18.   During Joint  Conference  of  Chief  Ministers  of  States  and  Chief
Justices of High Courts held in April, 2015, a decision was taken  that  all
High Courts will establish Arrears Committees and prepare a  plan  to  clear
backlog of cases pending for  more  than  5  years.   Such  Committees  have
reportedly been established.  In Chief Justices’ Conference held  in  April,
2016 under Item No. 8 inter alia the following resolution was passed:


                       xxx  xxx   xxx

      Resolved that

(i) all High Courts shall assign top most priority  for  disposal  of  cases
which are pending for more than five years;

(ii) High Courts where arrears of cases pending for  more  than  five  years
are concentrated shall facilitate their disposal in mission mode;

(iii) High Courts shall progressively thereafter set a target  of  disposing
of cases pending for more than four years;

(iv) while prioritizing the  disposal  of  cases  pending  in  the  district
courts for more than five years, additional incentives  for  the  Judges  of
the district judiciary be considered where feasible; and

(v) efforts be made for strengthening case-flow management rules.”

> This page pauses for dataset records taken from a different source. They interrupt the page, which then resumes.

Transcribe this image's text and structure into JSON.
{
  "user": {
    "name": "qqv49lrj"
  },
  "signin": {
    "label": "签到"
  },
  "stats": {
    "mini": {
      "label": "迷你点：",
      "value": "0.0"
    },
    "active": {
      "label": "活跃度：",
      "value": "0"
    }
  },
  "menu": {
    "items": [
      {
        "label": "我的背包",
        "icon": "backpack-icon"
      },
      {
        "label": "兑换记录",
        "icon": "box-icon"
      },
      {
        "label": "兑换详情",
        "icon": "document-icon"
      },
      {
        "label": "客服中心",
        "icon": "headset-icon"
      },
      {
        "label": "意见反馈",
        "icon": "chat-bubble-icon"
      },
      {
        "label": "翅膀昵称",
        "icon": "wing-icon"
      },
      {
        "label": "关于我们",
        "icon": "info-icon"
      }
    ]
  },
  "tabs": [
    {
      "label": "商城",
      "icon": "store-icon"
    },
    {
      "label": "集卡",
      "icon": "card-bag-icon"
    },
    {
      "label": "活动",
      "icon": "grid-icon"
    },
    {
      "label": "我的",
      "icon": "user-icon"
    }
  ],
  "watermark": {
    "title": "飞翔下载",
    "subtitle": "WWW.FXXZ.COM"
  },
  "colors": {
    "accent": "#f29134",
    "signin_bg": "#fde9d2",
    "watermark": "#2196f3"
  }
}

19.   The position of five year old cases continues to be alarming  in  many
States.   Total number of more than  five  year  old  cases  in  subordinate
courts at the end of the year 2015 is said to be 43,19,693 as noted in  para
9 of the judgment of this Court dated 2nd January,  2017  in  Imtiyaz  Ahmad
v.  State of U.P. & Ors. [Criminal Appeal No. 254-262 of  2012].  Number  of
undertrials detained for more than five years at the end of  the  year  2015
is said to be 3599.[14]  Number of appeals  pending  in  High  Courts  where
detention period is beyond five years may be still higher.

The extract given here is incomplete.